Cheap things (arithmetic, field access, simple control flow) cost little. Some constructs are flatly non-inlinable and stop a function from ever being inlined, or raise its cost past the budget:

Construct Effect on inlining
defer (historically), recover Blocks or heavily penalizes inlining.
select Non-inlinable.
go statement / closures with captures Raises cost; may block.
range-over-func / labeled loops in some forms Can block.
Large bodies, big switch, many calls Cost exceeds budget.
//go:noinline directive Hard "never inline this".
Functions calling runtime panic helpers a lot Higher cost.

Two refinements matter in modern Go:

  • Mid-stack inlining (since Go 1.9): a function that itself calls other functions can still be inlined, instead of only leaf functions. This makes small wrapper/forwarding functions essentially free.
  • PGO inlining (since Go 1.20, stable 1.21): with a profile, hot call sites get a larger budget, so functions that are normally too big to inline get inlined on the hot path.
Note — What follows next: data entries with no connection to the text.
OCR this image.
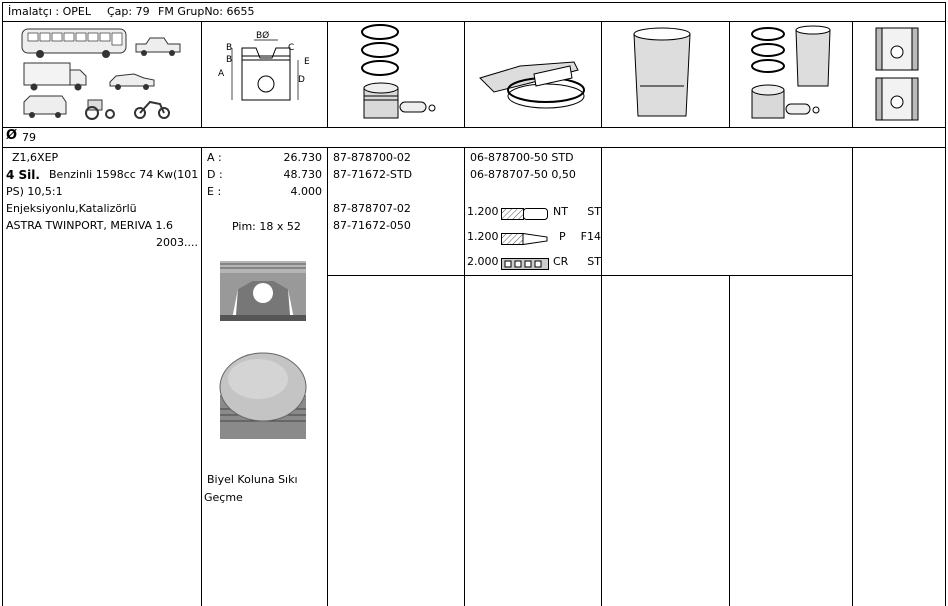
İmalatçı : OPEL Çap: 79 FM GrupNo: 6655
A
B
B
BØ
C
D
E
Ø 79
Z1,6XEP
4 Sil. Benzinli 1598cc 74 Kw(101
PS) 10,5:1
Enjeksiyonlu,Katalizörlü
ASTRA TWINPORT, MERIVA 1.6
2003....
A :	26.730
D :	48.730
E :	4.000
Pim: 18 x 52
Biyel Koluna Sıkı
Geçme
87-878700-02
87-71672-STD
87-878707-02
87-71672-050
06-878700-50 STD
06-878707-50 0,50
1.200	NT	ST
1.200	P	F14
2.000	CR	ST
3. Escape analysis rules you can predict

Escape analysis (cmd/compile/internal/escape) builds a graph of how pointers flow and asks: does any value's lifetime exceed its stack frame? If yes, it heap-allocates. You do not have to read the graph; you can learn the common rules.

Returning a pointer to a local → escapes.

func make1() *T {
    var t T
    return &t // moved to heap: t
}

Storing into something that outlives the call → escapes.

var global *int
func keep(x int) {
    global = &x // x escapes: assigned to global
}

Interface boxing → usually escapes. Putting a concrete value into an interface{} (or any, or error) generally forces a heap allocation, because the interface stores a pointer to the data and the analyzer often cannot prove the boxed value's lifetime:

func log(v any) { /* ... */ }
func main() {
    x := 42
    log(x) // x escapes to heap (boxed into 'any')
}

This is why fmt.Println(x) allocates: x is boxed into ...interface{}. The classic micro-optimization of avoiding fmt in hot loops is rooted here.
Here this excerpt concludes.